CONTRAN ANNOUNCES NEW EXPECTED COMPLETION DATE OF SHORT-FORM MERGER WITH RESPECT TO KEYSTONE CONSOLIDATED INDUSTRIES

 
Dallas, TX –July 11, 2013 -- Contran Corporation announced today that it now expects to complete the short-form merger of Keystone Consolidated Industries, Inc. (OTC Market OTQQB, Symbol: KYCN) with KYCN Acquisition Corporation, a wholly-owned subsidiary of Contran (“Merger Sub”), newly formed for the sole purpose of completing such merger, on July 22, 2013, or as soon as practical thereafter.   As previously reported, following the merger, Keystone, as the survivor, would become a wholly-owned subsidiary of Contran.  As a result of the merger, each share of common stock of Keystone not owned by Contran or Merger Sub immediately prior to completion of the merger will be automatically converted into the right to receive $9.00 per share in cash, without interest.  Instructions for surrendering stock certificates will be set forth in a Letter of Transmittal and accompanying Notice of Merger and Appraisal Rights and Surrender Form, which will be mailed to stockholders of record of Keystone as of 5:00 p.m.

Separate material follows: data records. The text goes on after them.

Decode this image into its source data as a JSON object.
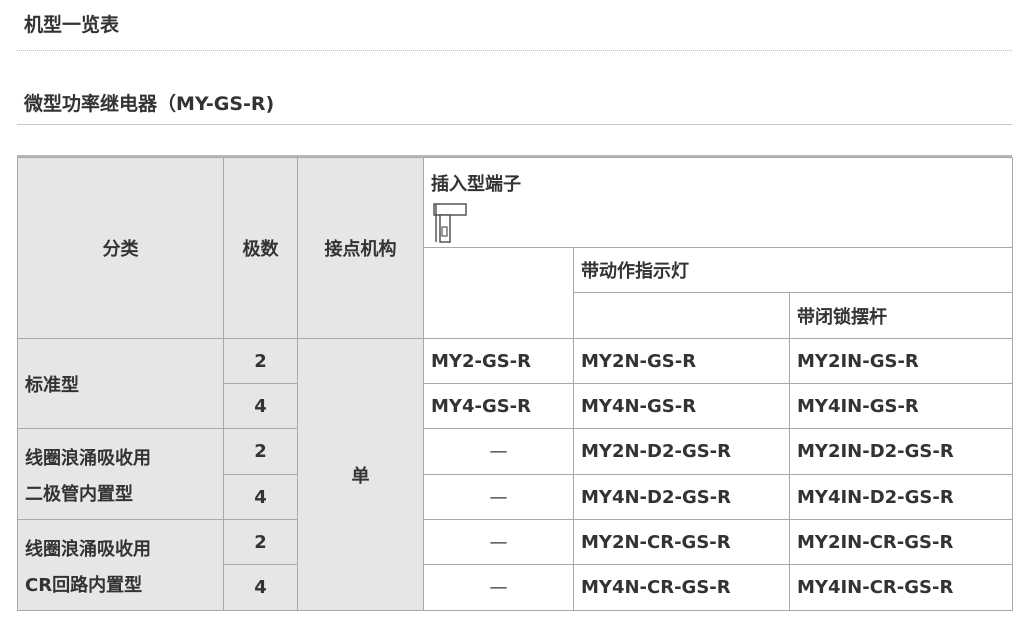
{
  "page_title": "机型一览表",
  "section_title": "微型功率继电器（MY-GS-R)",
  "table": {
    "headers": {
      "category": "分类",
      "poles": "极数",
      "contact": "接点机构",
      "plugin": "插入型端子",
      "indicator": "带动作指示灯",
      "latch": "带闭锁摆杆"
    },
    "contact_value": "单",
    "rows": [
      {
        "category_line1": "标准型",
        "poles": "2",
        "plugin": "MY2-GS-R",
        "indicator": "MY2N-GS-R",
        "latch": "MY2IN-GS-R"
      },
      {
        "poles": "4",
        "plugin": "MY4-GS-R",
        "indicator": "MY4N-GS-R",
        "latch": "MY4IN-GS-R"
      },
      {
        "category_line1": "线圈浪涌吸收用",
        "category_line2": "二极管内置型",
        "poles": "2",
        "plugin": "—",
        "indicator": "MY2N-D2-GS-R",
        "latch": "MY2IN-D2-GS-R"
      },
      {
        "poles": "4",
        "plugin": "—",
        "indicator": "MY4N-D2-GS-R",
        "latch": "MY4IN-D2-GS-R"
      },
      {
        "category_line1": "线圈浪涌吸收用",
        "category_line2": "CR回路内置型",
        "poles": "2",
        "plugin": "—",
        "indicator": "MY2N-CR-GS-R",
        "latch": "MY2IN-CR-GS-R"
      },
      {
        "poles": "4",
        "plugin": "—",
        "indicator": "MY4N-CR-GS-R",
        "latch": "MY4IN-CR-GS-R"
      }
    ]
  },
  "colors": {
    "header_bg": "#e6e6e6",
    "border": "#a9a9a9",
    "text": "#333333"
  }
}
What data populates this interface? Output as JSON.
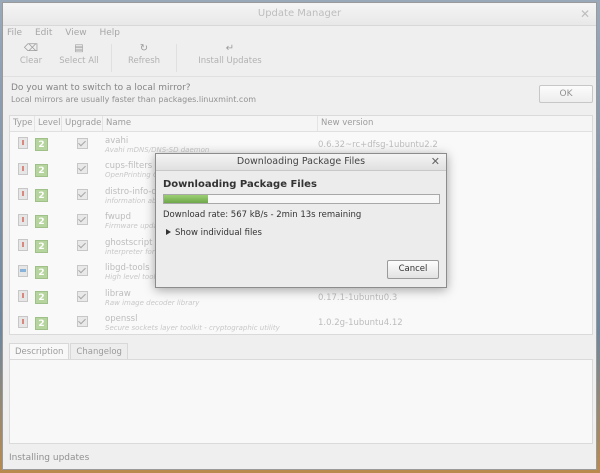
{
  "window": {
    "title": "Update Manager"
  },
  "menu": [
    "File",
    "Edit",
    "View",
    "Help"
  ],
  "toolbar": {
    "clear": "Clear",
    "select_all": "Select All",
    "refresh": "Refresh",
    "install": "Install Updates"
  },
  "mirror": {
    "question": "Do you want to switch to a local mirror?",
    "subtext": "Local mirrors are usually faster than packages.linuxmint.com",
    "ok_label": "OK"
  },
  "columns": {
    "type": "Type",
    "level": "Level",
    "upgrade": "Upgrade",
    "name": "Name",
    "new_version": "New version"
  },
  "packages": [
    {
      "type": "security-icon",
      "level": "2",
      "name": "avahi",
      "desc": "Avahi mDNS/DNS-SD daemon",
      "version": "0.6.32~rc+dfsg-1ubuntu2.2"
    },
    {
      "type": "security-icon",
      "level": "2",
      "name": "cups-filters",
      "desc": "OpenPrinting CUPS Filters",
      "version": ""
    },
    {
      "type": "security-icon",
      "level": "2",
      "name": "distro-info-data",
      "desc": "information about the distributions' releases",
      "version": ""
    },
    {
      "type": "security-icon",
      "level": "2",
      "name": "fwupd",
      "desc": "Firmware update daemon",
      "version": ""
    },
    {
      "type": "security-icon",
      "level": "2",
      "name": "ghostscript",
      "desc": "interpreter for the PostScript language and for PDF",
      "version": ""
    },
    {
      "type": "backport-icon",
      "level": "2",
      "name": "libgd-tools",
      "desc": "High level tools for working with images",
      "version": ""
    },
    {
      "type": "security-icon",
      "level": "2",
      "name": "libraw",
      "desc": "Raw image decoder library",
      "version": "0.17.1-1ubuntu0.3"
    },
    {
      "type": "security-icon",
      "level": "2",
      "name": "openssl",
      "desc": "Secure sockets layer toolkit - cryptographic utility",
      "version": "1.0.2g-1ubuntu4.12"
    }
  ],
  "tabs": {
    "description": "Description",
    "changelog": "Changelog"
  },
  "status": "Installing updates",
  "dialog": {
    "title": "Downloading Package Files",
    "heading": "Downloading Package Files",
    "progress": 0.16,
    "rate": "Download rate: 567 kB/s - 2min 13s remaining",
    "expander": "Show individual files",
    "cancel": "Cancel"
  }
}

Eastern Time on July 22, 2013, which is the new expected effective date and time of the merger, within ten calendar days following the effective date of the merger.  Stockholders of Keystone, other than Contran and Merger Sub, will be paid for their shares of Keystone common stock held immediately prior to the effective date of the merger promptly after their completion of necessary applicable documentation, as outlined in the Letter of Transmittal and accompanying Notice of Merger and Appraisal Rights and Surrender Form.
 
Subject to compliance with the applicable provisions of the Delaware General Corporation Law (“DGCL”), stockholders of Keystone other than Contran and Merger Sub will have a statutory right to demand payment of the fair value of their shares of Keystone common stock as determined in a judicial appraisal proceeding in accordance with Section 262 of the DGCL, plus interest, if any, from the effective date of the merger.  This value may be equal to, more than or less than the $9.00 per share cash consideration.  Instructions regarding the procedures to seek such appraisal rights will be contained in the Notice of Merger and Appraisal Rights.  Stockholders of Keystone other than Contran and Merger Sub should carefully review the entire Notice of Merger and Appraisal Rights.
 

 
 

 

About Contran
 
Contran is primarily a holding company with operations conducted through wholly-owned and majority-owned subsidiaries, including Keystone and Valhi, Inc.  Valhi, a publicly traded company approximately 93% controlled by Contran, is also primarily a holding company with operations in chemicals (through Kronos Worldwide, Inc.), component products (through CompX International Inc.) and waste management industries (through Waste Control Specialists LLC).